Defining early human NK cell developmental stages in primary and secondary lymphoid tissues.

A better understanding of human NK cell development in vivo is crucial to exploit NK cells for immunotherapy. Here, we identified seven distinctive NK cell developmental stages in bone marrow of single donors using 10-color flow cytometry and found that NK cell development is accompanied by early expression of stimulatory co-receptor CD244 in vivo. Further analysis of cord blood (CB), peripheral blood (PB), inguinal lymph node (inLN), liver lymph node (liLN) and spleen (SPL) samples showed diverse distributions of the NK cell developmental stages. In addition, distinctive expression profiles of early development marker CD33 and C-type lectin receptor NKG2A between the tissues, suggest that differential NK cell differentiation may take place at different anatomical locations.

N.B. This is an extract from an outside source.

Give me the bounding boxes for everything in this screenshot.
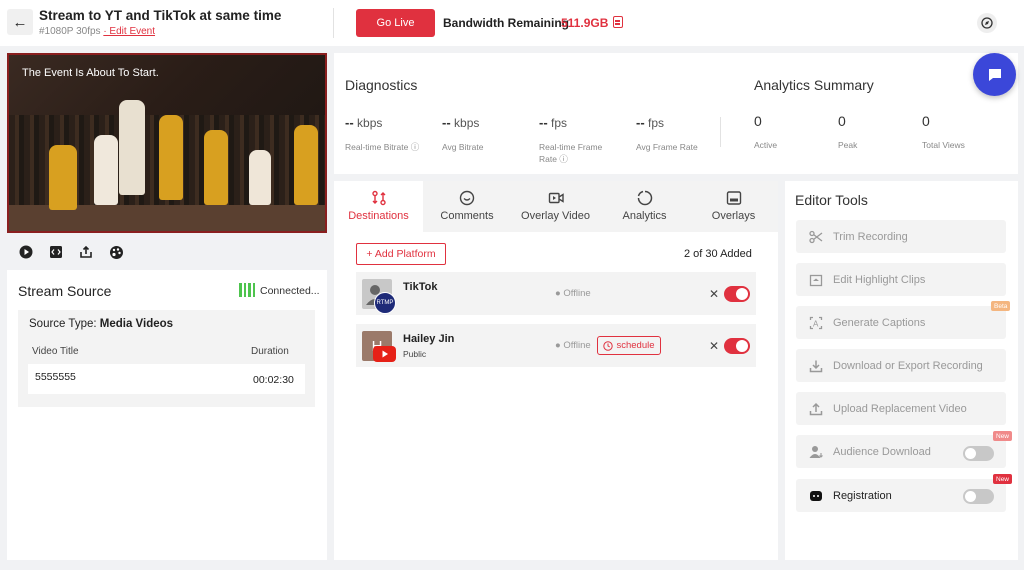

Differential expression of NKG2A and stimulatory receptors (e.g. NCR, NKG2D) within the different subsets of committed NK cells demonstrated the heterogeneity of the CD56(bright)CD16⁺/⁻ and CD56(dim)CD16⁺ subsets within the different compartments and suggests that microenvironment may play a role in differential in situ development of the NK cell receptor repertoire of committed NK cells. Overall, differential in situ NK cell development and trafficking towards multiple tissues may give rise to a broad spectrum of mature NK cell subsets found within the human body.